A December 2018 report by the North American Electric Reliability Corporation (NERC) indicates that acceleration of coal and nuclear plant retirements could result in black outs. NERC is an international nonprofit agency that examines and promotes grid reliability among utility systems in the United States and Canada. The agency released its Generation Retirement Scenario—a 44-page report—that found an aggressive rate of coal-fired and nuclear plant retirements could put the electric grid reliability at risk. Grid reliability is the ability of the system to deliver electricity as it is demanded. If electric utilities are not able to meet demand at any given time, a blackout could result. The retiring coal and nuclear power plants generate electricity 24/7, but wind and solar units that are replacing them produce power only intermittently—only when the wind blows and the sun shines—and natural gas units replacing them may not have sufficient infrastructure to ensure availability of the needed fuel.

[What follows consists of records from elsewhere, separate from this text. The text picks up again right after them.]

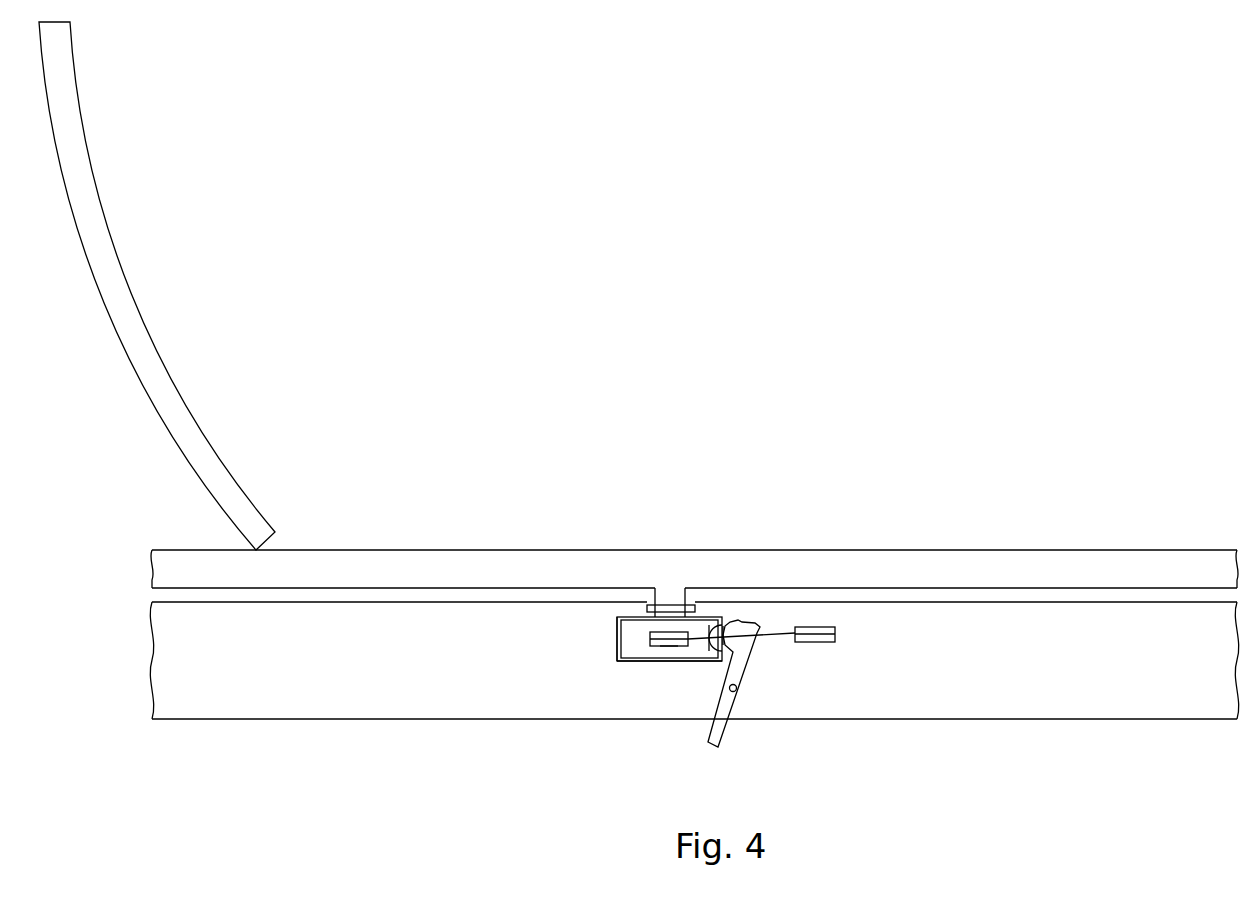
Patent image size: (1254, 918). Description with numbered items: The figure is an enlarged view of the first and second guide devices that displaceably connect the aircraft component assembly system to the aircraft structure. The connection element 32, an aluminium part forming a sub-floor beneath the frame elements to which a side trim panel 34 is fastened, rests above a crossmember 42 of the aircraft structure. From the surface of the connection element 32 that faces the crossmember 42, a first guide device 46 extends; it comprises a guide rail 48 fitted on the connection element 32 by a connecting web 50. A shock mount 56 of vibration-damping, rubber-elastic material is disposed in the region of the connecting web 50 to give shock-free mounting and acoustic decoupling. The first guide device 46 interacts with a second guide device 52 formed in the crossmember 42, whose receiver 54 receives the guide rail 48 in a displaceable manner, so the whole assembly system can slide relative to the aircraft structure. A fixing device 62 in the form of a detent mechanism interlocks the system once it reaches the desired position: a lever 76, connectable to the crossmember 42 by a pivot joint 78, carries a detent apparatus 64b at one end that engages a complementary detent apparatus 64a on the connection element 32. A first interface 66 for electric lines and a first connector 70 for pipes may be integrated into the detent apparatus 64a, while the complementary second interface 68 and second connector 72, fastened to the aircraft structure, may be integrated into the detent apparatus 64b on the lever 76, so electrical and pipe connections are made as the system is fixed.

The connection element 32 is at (1050, 558).
The side trim panel 34 is at (118, 273).
The crossmember 42 is at (205, 705).
The first guide device 46 is at (756, 599).
The guide rail 48 is at (631, 649).
The connecting web 50 is at (662, 595).
The second guide device 52 is at (637, 676).
The receiver 54 is at (617, 635).
The shock mount 56 is at (672, 605).
The fixing device 62 is at (704, 648).
The complementary detent apparatus 64a is at (707, 617).
The detent apparatus 64b is at (727, 618).
The first interface 66 is at (667, 646).
The second interface 68 is at (837, 637).
The first connector 70 is at (648, 635).
The second connector 72 is at (835, 630).
The lever 76 is at (727, 732).
The pivot joint 78 is at (740, 688).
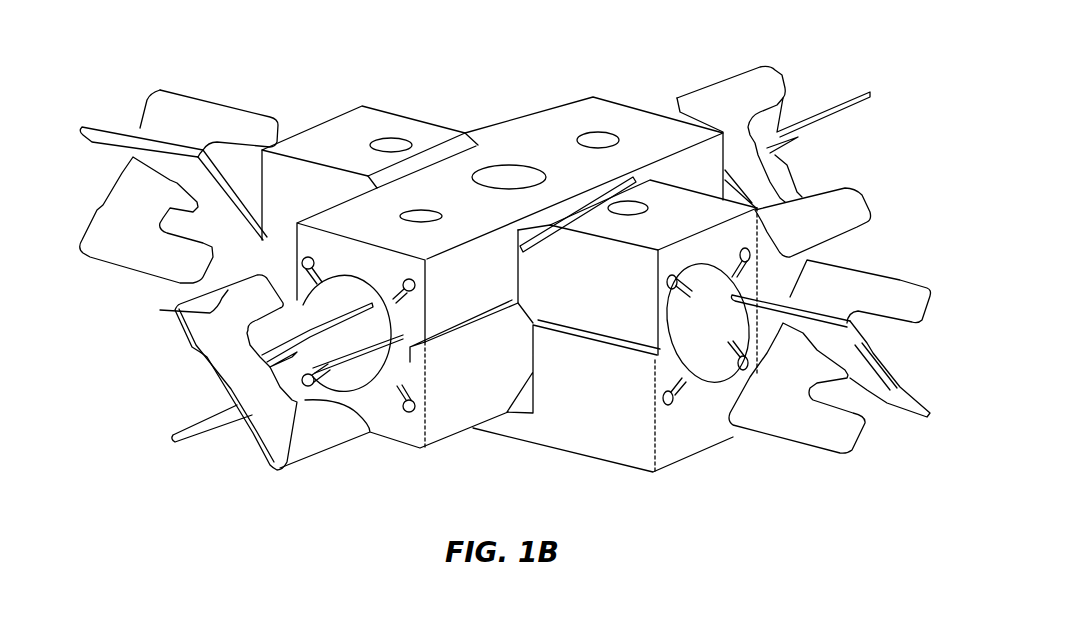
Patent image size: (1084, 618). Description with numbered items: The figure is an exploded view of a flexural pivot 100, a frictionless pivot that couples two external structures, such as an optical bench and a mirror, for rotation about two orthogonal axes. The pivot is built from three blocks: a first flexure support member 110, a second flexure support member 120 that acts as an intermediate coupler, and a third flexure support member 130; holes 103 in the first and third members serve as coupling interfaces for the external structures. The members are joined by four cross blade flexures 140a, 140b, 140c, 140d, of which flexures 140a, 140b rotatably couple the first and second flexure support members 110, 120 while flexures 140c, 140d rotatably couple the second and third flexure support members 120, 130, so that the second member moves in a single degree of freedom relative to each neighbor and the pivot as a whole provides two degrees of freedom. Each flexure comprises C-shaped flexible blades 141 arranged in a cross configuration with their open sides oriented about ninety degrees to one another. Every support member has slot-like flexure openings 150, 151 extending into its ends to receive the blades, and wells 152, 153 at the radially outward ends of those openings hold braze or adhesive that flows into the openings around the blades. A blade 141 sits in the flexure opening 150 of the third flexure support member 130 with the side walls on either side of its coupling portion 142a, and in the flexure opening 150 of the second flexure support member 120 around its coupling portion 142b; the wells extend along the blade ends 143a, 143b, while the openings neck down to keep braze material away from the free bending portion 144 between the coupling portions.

The flexural pivot 100 is at (455, 44).
The holes 103 is at (601, 130).
The first flexure support member 110 is at (564, 461).
The second flexure support member 120 is at (445, 114).
The third flexure support member 130 is at (565, 100).
The flexure 140a is at (889, 433).
The flexure 140b is at (131, 99).
The flexure 140c is at (229, 479).
The flexure 140d is at (831, 69).
The flexible blade 141 is at (205, 100).
The coupling portion 142a is at (217, 310).
The coupling portion 142b is at (305, 435).
The end of flexible blade 143a is at (205, 289).
The end of flexible blade 143b is at (323, 457).
The bending portion 144 is at (247, 375).
The flexure opening 150 is at (322, 268).
The flexure opening 151 is at (394, 286).
The well 152 is at (305, 246).
The well 153 is at (416, 274).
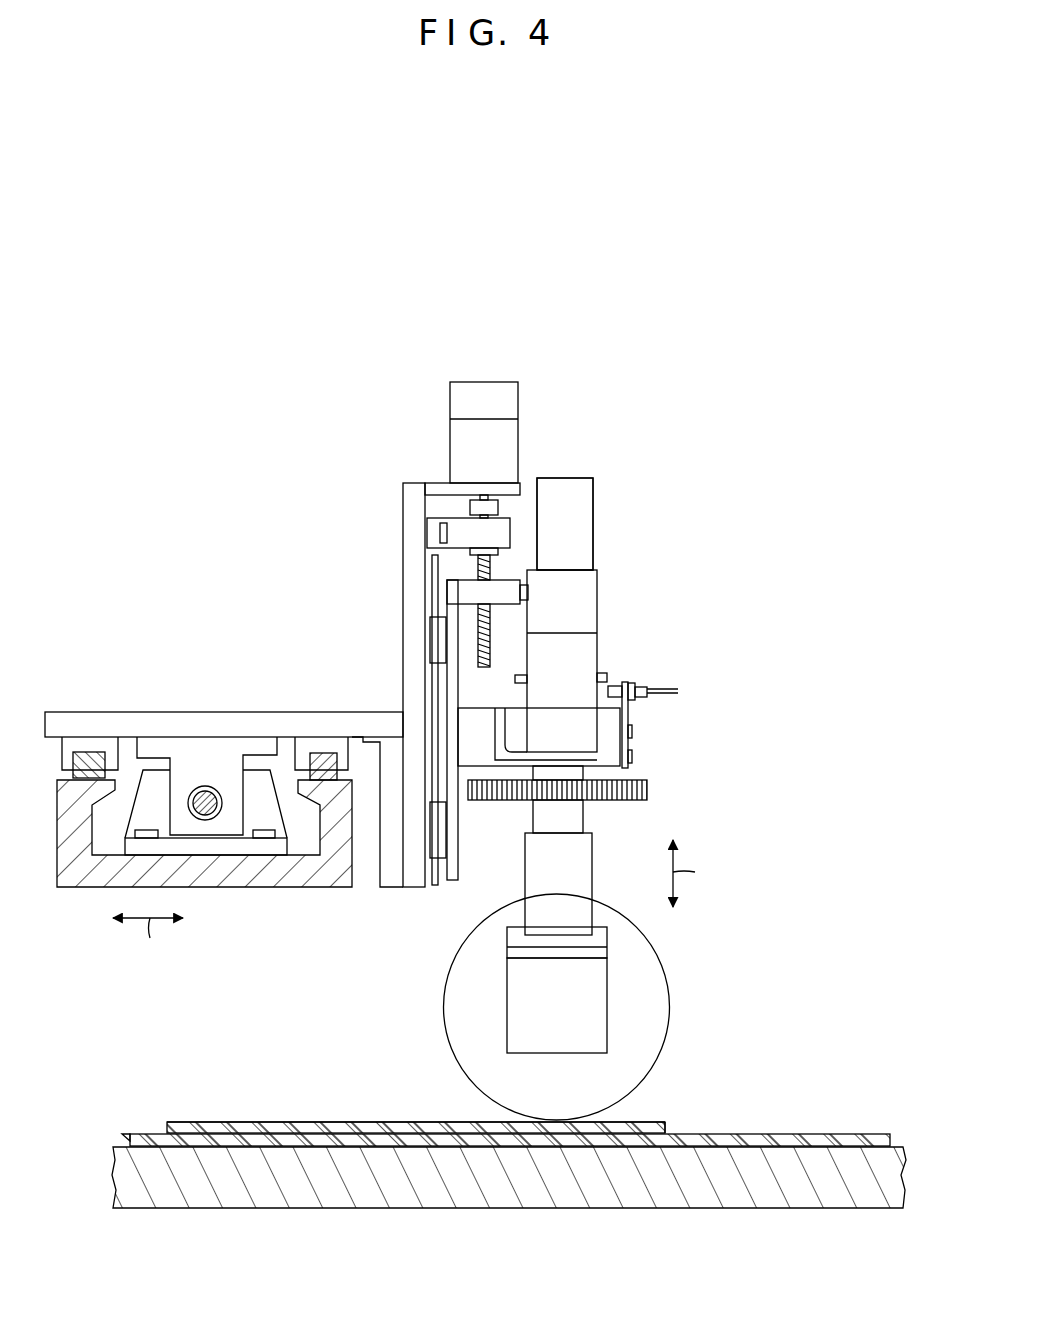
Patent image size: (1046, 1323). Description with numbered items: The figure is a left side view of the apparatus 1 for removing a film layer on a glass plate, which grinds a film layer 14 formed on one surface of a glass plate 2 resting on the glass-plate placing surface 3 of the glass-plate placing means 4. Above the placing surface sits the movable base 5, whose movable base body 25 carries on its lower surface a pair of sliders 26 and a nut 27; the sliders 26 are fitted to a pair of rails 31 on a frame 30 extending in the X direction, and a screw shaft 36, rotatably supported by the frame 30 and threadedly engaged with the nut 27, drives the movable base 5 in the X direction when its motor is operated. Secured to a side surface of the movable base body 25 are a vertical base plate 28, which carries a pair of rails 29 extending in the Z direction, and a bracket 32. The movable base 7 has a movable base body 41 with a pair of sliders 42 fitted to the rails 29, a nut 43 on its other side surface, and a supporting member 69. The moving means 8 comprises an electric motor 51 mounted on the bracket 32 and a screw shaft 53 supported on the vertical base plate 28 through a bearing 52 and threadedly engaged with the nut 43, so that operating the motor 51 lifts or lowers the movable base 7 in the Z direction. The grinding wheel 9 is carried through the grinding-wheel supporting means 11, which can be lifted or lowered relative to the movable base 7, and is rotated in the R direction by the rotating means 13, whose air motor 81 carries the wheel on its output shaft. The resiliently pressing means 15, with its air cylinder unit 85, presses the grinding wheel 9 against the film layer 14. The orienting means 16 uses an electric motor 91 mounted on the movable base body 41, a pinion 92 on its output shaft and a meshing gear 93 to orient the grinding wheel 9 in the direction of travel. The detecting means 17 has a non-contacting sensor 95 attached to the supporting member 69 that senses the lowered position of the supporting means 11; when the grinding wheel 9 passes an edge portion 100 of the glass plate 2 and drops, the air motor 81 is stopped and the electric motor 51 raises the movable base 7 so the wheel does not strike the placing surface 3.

To determine the reliability of the system, NERC produced a risk assessment by formulating a “stress test” scenario. The agency identified nuclear and coal plants that are at-risk of retirement by 2025, and accelerated the retirement date to 2022. NERC analyzed the adequacy of generation resources, fuel supply, high-voltage transmission and the ability of the system to respond to extreme events such as another polar vortex-type event. In the accelerated timeline scenario, NERC found areas that were at risk of failing to meet peak electricity demand. In four of the 10 areas assessed, large-scale coal and nuclear plant retirements would need additional electric or natural gas infrastructure, expedited buildout of new generation, and/or increased use of demand-side resources (reductions in the use of electricity by consumers).
In the 2014, the polar-vortex event that took place in much of the Midwest and Northeast tested the resilience of the nation’s bulk power system and exposed how extended periods of low temperatures can affect the ability of power plants to deliver electricity when needed. The polar vortex saw higher-than-expected forced outages at natural gas and coal plants, as well as higher-than-forecast demand from consumers. Forecasters are tracking another possible polar vortex event by January 2019 for much of the United States, which, owing to its larger geographic potential, would present greater challenges.
To protect grid reliability, NERC recommends operators assess whether they have the tools to manage major generation retirements and ensure replacement infrastructure can be developed and placed in service. If insufficient resources are available, planners may need to delay announced retirements, deploy additional demand response resources or larger scale electricity storage, or take other resource adequacy actions.
The “Stress Test” Scenario
NERC’s generation data expects about 27 gigawatts of retirements by 2022—18 gigawatts of coal-fired capacity and 9 gigawatts of nuclear generation capacity. But, in some areas, retirement announcements can be made just 90 days before expected deactivation. As a result, NERC developed the “stress test” scenario where they employed a sensitivity case from the Energy Information Administration (EIA) to analyze potential coal-fired and nuclear generation retirement capacity through 2025. The agency then accelerated those retirements to 2022. In the “stress test” scenario, almost 91 gigawatts of additional generating capacity are retired above those in NERC’s data base. The 91 gigawatts consist of 62 gigawatts of coal-fired capacity and 29 gigawatts of nuclear capacity.
NERC compared projected 2022 Planning Reserve Margins from the “stress test” scenario to a reference scenario based on confirmed retirements. Areas are at risk if the replacement generation capacity in the area is insufficient to make up for the retirements in the area and the system is not able to meet reference margin levels for 2022 peak load conditions.
NERC undertook this scenario because the electric industry is entering a rapid resource turnover period with changing risk characteristics—larger units to smaller units, solid fuel to natural gas or weather dependent fuel, and dispatchable generation to generation that is more intermittent in its availability. During a period of rapid change, it is important that the system be capable of being proactive, timely, and able to consider the full range of reliability criteria. The agency cautions that if natural gas is the replacement fuel, it is important to ensure that there is sufficient infrastructure (e.g., pipelines) to provide the fuel needed. This is important because pipelines throughout the country are being challenged by “keep it in the ground” opponents of fossil energy resources which is resulting in lengthy delays. Further, NERC found that transmission system reinforcements, generator dispatch requirements, and new operating procedures would be needed to support the capacity replacements and maintain reliability.
Because in many states and provinces, retirements go through the same integrated resource planning process that are used to permit capacity additions, the states and provinces can help to control the pace of transition from older to new generation, thereby helping to ensure reliability and consequent public safety.
Conclusion
NERC is responsible for reliability of the electric grid. It developed this report in response to the rapid changes to the U.S. electric system and the fact that coal fired and nuclear capacity retirements are speeding up, even as opponents are making it harder to build infrastructure necessary for replacement plants. The assessment shows that in four out of 10 assessed areas, electric utilities, grid operators, and state regulators need to take action to ensure system reliability that can include delaying retirements, deploying additional demand response resources or larger scale electricity storage, providing additional infrastructure, and developing new operating procedures.